Fábio Perez
Fábio Perez

Reputation: 26108

How to use different data augmentation for Subsets in PyTorch

How to use different data augmentation (transforms) for different Subsets in PyTorch?

For instance:

train, test = torch.utils.data.random_split(dataset, [80000, 2000])

train and test will have the same transforms as dataset. How to use custom transforms for these subsets?

Upvotes: 13

Views: 9463

Answers (4)

Assaf Genosar
Assaf Genosar

Reputation: 508

you can use a custom collate_fn for every subset. I've use it in object detection with a custom dataset, such that every sample is a dictionary that contains the image and the metadata:

def collate_fn_transform(transform):
        def collate_fn(batch):
            for sample in batch:
                transformed = transform(image=sample['image'], bboxes=sample['boxes'],
                                keypoints=sample['keypoints'], labels=sample['labels'])
                sample['image'] = transformed['image']
                sample['boxes'] = torch.tensor(transformed['bboxes'], dtype=torch.float32)
                sample['keypoints'] = torch.tensor(transformed['keypoints'], dtype=torch.float32).unsqueeze(0)
        return batch
    return collate_fn

indices = torch.randperm(len(dataset))
train_set = torch.utils.data.Subset(dataset, indices=indices[:train_size])
train_transform = A.Compose([...])
        
val_set = torch.utils.data.Subset(dataset, indices=indices[train_size:])
val_transform = A.Compose([...])
loaders = {
        'train': torch.utils.data.DataLoader(train_set, batch_size=batch_size, shuffle=True,
                                             collate_fn=collate_fn_transform(train_transform),
                                             num_workers=4, pin_memory=True),
        'val': torch.utils.data.DataLoader(val_set, batch_size=batch_size, shuffle=False,
                                           collate_fn=collate_fn_transform(val_transform))
    }


Upvotes: 0

kuzand
kuzand

Reputation: 9806

This is what I use (taken from here):

import torch
from torch.utils.data import Dataset, TensorDataset, random_split
from torchvision import transforms

class DatasetFromSubset(Dataset):
    def __init__(self, subset, transform=None):
        self.subset = subset
        self.transform = transform

    def __getitem__(self, index):
        x, y = self.subset[index]
        if self.transform:
            x = self.transform(x)
        return x, y

    def __len__(self):
        return len(self.subset)

Here's an example:

init_dataset = TensorDataset(
    torch.randn(100, 3, 24, 24),
    torch.randint(0, 10, (100,))
)

lengths = [int(len(init_dataset)*0.8), int(len(init_dataset)*0.2)]
train_subset, test_subset = random_split(init_dataset, lengths)

train_dataset = DatasetFromSubset(
    train_set, transform=transforms.Normalize((0., 0., 0.), (0.5, 0.5, 0.5))
)
test_dataset = DatasetFromSubset(
    test_set, transform=transforms.Normalize((0., 0., 0.), (0.5, 0.5, 0.5))
)

Upvotes: 6

aivision2020
aivision2020

Reputation: 629

I've given up and copied my own Subset (almost identical to pytorch).

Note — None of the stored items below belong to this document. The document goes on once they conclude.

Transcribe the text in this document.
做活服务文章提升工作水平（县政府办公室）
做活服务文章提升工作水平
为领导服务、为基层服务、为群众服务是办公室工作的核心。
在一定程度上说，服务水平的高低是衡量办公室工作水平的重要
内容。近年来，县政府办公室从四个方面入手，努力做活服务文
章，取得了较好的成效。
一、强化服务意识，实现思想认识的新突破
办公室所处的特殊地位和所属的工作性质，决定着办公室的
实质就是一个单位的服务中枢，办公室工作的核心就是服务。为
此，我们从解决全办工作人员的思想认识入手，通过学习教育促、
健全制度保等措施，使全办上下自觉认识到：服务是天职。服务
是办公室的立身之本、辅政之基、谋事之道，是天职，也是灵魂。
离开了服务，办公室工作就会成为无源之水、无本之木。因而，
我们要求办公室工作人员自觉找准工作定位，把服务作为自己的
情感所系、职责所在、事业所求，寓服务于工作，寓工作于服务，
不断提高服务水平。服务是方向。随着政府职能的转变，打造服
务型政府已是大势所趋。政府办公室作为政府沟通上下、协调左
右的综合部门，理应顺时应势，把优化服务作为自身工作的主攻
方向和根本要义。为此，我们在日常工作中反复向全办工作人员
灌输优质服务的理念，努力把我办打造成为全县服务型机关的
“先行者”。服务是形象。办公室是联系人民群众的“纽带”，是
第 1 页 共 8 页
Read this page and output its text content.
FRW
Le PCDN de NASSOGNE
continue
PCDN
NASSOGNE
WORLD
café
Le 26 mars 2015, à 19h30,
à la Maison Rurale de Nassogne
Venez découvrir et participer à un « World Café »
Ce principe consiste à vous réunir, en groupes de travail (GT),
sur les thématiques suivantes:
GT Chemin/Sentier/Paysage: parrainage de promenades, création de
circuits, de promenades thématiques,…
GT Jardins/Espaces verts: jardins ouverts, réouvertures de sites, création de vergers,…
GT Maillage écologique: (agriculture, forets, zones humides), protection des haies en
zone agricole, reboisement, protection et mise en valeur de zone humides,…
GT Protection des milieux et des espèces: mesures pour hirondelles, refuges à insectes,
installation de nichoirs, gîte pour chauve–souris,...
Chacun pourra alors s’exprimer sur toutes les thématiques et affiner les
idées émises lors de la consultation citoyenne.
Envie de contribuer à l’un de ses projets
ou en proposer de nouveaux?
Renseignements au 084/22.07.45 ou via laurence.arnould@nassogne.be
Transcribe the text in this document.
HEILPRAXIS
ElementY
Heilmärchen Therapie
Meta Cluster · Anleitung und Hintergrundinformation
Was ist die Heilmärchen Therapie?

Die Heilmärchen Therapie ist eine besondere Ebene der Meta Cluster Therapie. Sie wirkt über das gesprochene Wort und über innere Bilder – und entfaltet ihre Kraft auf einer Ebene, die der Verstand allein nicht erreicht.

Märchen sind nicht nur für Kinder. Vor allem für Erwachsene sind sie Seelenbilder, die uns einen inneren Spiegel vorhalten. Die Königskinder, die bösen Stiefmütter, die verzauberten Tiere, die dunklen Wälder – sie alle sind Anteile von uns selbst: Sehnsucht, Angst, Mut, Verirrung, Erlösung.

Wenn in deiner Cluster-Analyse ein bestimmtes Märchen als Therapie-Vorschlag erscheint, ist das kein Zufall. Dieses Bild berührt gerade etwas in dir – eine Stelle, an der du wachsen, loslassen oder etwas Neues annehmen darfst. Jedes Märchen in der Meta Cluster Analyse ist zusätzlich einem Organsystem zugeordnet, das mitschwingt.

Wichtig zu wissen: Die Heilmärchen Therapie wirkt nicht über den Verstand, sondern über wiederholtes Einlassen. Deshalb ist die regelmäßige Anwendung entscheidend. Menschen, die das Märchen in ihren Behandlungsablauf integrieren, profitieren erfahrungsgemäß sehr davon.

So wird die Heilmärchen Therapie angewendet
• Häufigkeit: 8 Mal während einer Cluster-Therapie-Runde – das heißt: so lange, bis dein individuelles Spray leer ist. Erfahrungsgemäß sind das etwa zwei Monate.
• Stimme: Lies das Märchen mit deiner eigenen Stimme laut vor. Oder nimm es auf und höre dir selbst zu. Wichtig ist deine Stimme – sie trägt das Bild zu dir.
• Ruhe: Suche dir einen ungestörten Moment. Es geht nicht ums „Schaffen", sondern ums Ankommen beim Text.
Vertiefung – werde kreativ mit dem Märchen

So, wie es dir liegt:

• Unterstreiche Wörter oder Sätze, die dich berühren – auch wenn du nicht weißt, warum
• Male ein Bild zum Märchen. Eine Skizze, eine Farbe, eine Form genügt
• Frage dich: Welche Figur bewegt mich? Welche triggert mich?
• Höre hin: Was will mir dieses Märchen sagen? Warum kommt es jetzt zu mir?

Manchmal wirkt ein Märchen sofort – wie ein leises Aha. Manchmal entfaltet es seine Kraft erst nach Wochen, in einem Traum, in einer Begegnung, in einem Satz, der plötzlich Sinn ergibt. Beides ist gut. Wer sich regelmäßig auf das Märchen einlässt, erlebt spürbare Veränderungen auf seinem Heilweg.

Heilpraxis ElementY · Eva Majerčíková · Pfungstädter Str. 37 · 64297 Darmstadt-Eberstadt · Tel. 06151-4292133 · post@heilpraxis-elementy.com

I keep the transform in the Subset (not the parent).

class Subset(Dataset):
    r"""
    Subset of a dataset at specified indices.

    Arguments:
        dataset (Dataset): The whole Dataset
        indices (sequence): Indices in the whole set selected for subset
    """
    def __init__(self, dataset, indices, transform):
        self.dataset = dataset
        self.indices = indices
        self.transform = transform

    def __getitem__(self, idx):
        im, labels = self.dataset[self.indices[idx]]
        return self.transform(im), labels

    def __len__(self):
        return len(self.indices)

you'll also have to write your own split funciton

Upvotes: 4

Fábio Perez
Fábio Perez

Reputation: 26108

My current solution is not very elegant, but works:

from copy import copy

train_dataset, test_dataset = random_split(full_dataset, [train_size, test_size])
train_dataset.dataset = copy(full_dataset)

test_dataset.dataset.transform = transforms.Compose([
    transforms.Resize(img_resolution),
    transforms.ToTensor(),
    transforms.Normalize(mean=[0.485, 0.456, 0.406],
                         std=[0.229, 0.224, 0.225])
])

train_dataset.dataset.transform = transforms.Compose([
    transforms.RandomResizedCrop(img_resolution[0]),
    transforms.ToTensor(),
    transforms.Normalize(mean=[0.485, 0.456, 0.406],
                         std=[0.229, 0.224, 0.225])
])

Basically, I'm defining a new dataset (which is a copy of the original dataset) for one of the splits, and then I define a custom transform for each split.

Note: train_dataset.dataset.transform works since I'm using an ImageFolder dataset, which uses the .tranform attribute to perform the transforms.

If anybody knows a better solution, please share with us!